Raccolsi in fretta le cose nel mio zaino e cercai una scusa per restare da sola quando vidi che Tanya era ferma accanto alla porta ad aspettarmi.
«Tesoro avviati in mensa con gli altri, ho bisogno di andare un attimo al bagno»
«Penny sicura sia tutto ok? Mi sembri così assente» mi guardò con aria indagatrice «Se vuoi ti accompagno» propose.
«E’ tutto ok, sul serio. Ho solo bisogno di sciacquarmi un po’ il viso» le sorrisi e mi avviai prima che potesse replicare.
Odiavo il modo in cui mi sentivo, il modo in cui stavo mentendo a Tanya;  non mi era mai successo prima, ed ero decisa a mettere in chiaro le cose con la persona che involontariamente aveva provocato tutto questo.
Uscii in corridoio e guardai tra la folla di ragazzi, non appena intravidi la chioma scomposta di Nathan mi avvicinai a lui.
«Devo parlarti» dissi a bassa voce per evitare che qualcuno potesse sentirci.
«Penny, ciao»
Potei notare l’entusiasmo sul suo volto, gli occhi che brillavano di una luce speciale e quasi mi sentii una stronza per quel che stavo per fare.
«Vieni con me» gli presi la mano e quando le nostre dita si intrecciarono le immagini del pomeriggio precedente – noi due  avvinghiati nel mio letto, lui dentro di me e le sue spinte dolci e cadenzate - tornarono con prepotenza nella mente colpendomi come un pugno allo stomaco.
Lo portai lontano dalla folla che si dirigeva alla mensa, entrai nella prima aula vuota che trovai e richiusi la porta alle nostre spalle, lontana da occhi ed orecchie indiscrete.
Non appena fummo soli mi soffermai a guardarlo e per poco non mi sciolsi.
“Dio, perché è così bello?”
«Ciao» disse nuovamente con calma, avvicinandosi col volto per baciarmi.
Prima che potesse farlo posi una mano tra le nostre labbra «Cosa.stai.facendo?» chiesi dura scandendo ogni parola, guadagnandomi uno sguardo perplesso da parte sua.
«Ti bacio» rispose ovvio.
Se non avessi avuto quel peso opprimente sullo stomaco sicuramente sarei scoppiata a ridere per la sua genuinità.

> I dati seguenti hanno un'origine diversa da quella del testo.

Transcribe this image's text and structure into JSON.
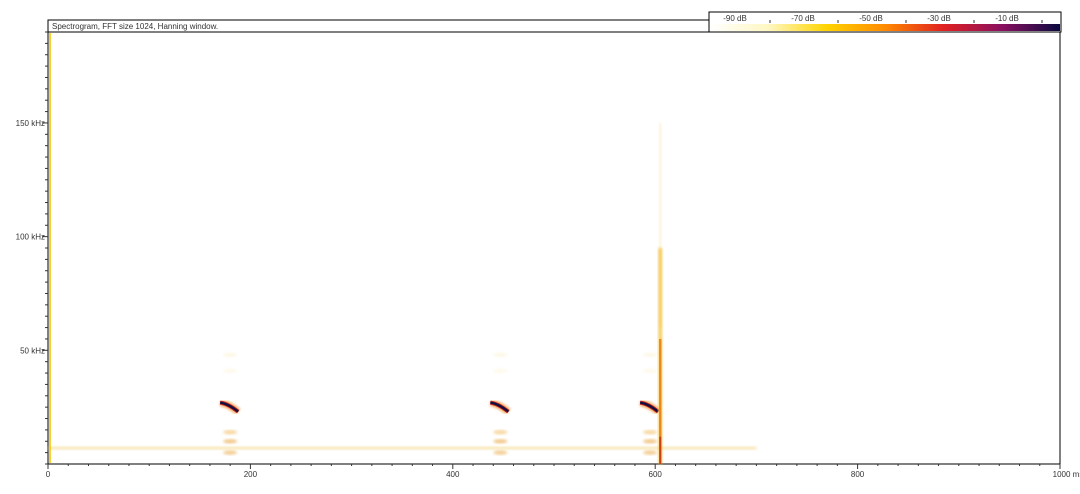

«Cosa significa questo?» gli chiesi estraendo il biglietto dalla tasca dei jeans e puntandolo davanti ai suoi occhi.
«Mi sentivo di farlo, dov’è il problema?» mi chiese continuando a non capire «Forse non ti piacciono i girasoli?»
“Adoro i girasoli” pensai “Solo che in questo momento il tuo si trova fisicamente sotto il banco dell’aula di chimica ed idealmente nel cassetto del mio cervello riportante la scritta ‘Dimenticatoio’”
Avrei voluto urlargli in faccia quel che pensavo ma più ascoltavo la sua voce, più guardavo il suo volto, e più non riuscivo a capire cosa mi prendesse.
La morsa che mi serrava lo stomaco continuava ad aumentare, così come il mio nervosismo: la voglia di urlare a squarciagola e uscire fuori per permettere al vento gelido di colpirmi in pieno viso e ridarmi un po’ di respiro.
Mi passai una mano tra i capelli, spazientita «Il problema non sono i girasoli, Nathan. Il problema è quello che hai fatto»
Corrucciò la fronte, socchiudendo appena gli occhi «Non vedo cosa abbia fatto di male» mi disse serio, cacciando fuori quel lato duro del carattere che lo rendeva ancora più sexy «Mi sembrava che mi avessi detto che tra McCarty e te non ci fosse nulla»
«Infatti, non c’è nulla...» presi una pausa e sospirai pesantemente, indecisa se proseguire o meno, poi capii che non avevo altra scelta e sganciai la bomba «...ma questo non significa che debba esserci con te» dissi fredda.
Mi maledii all’istante quando il suo sguardo duro ed offeso incrociò il mio.
Come poteva rimanerci così male? Alla fine non c’era stato…niente.
«Perfetto!» esclamò guardando verso l’alto e soffiando forte dalle narici «Sono stato un vero coglione» disse dopo qualche istante.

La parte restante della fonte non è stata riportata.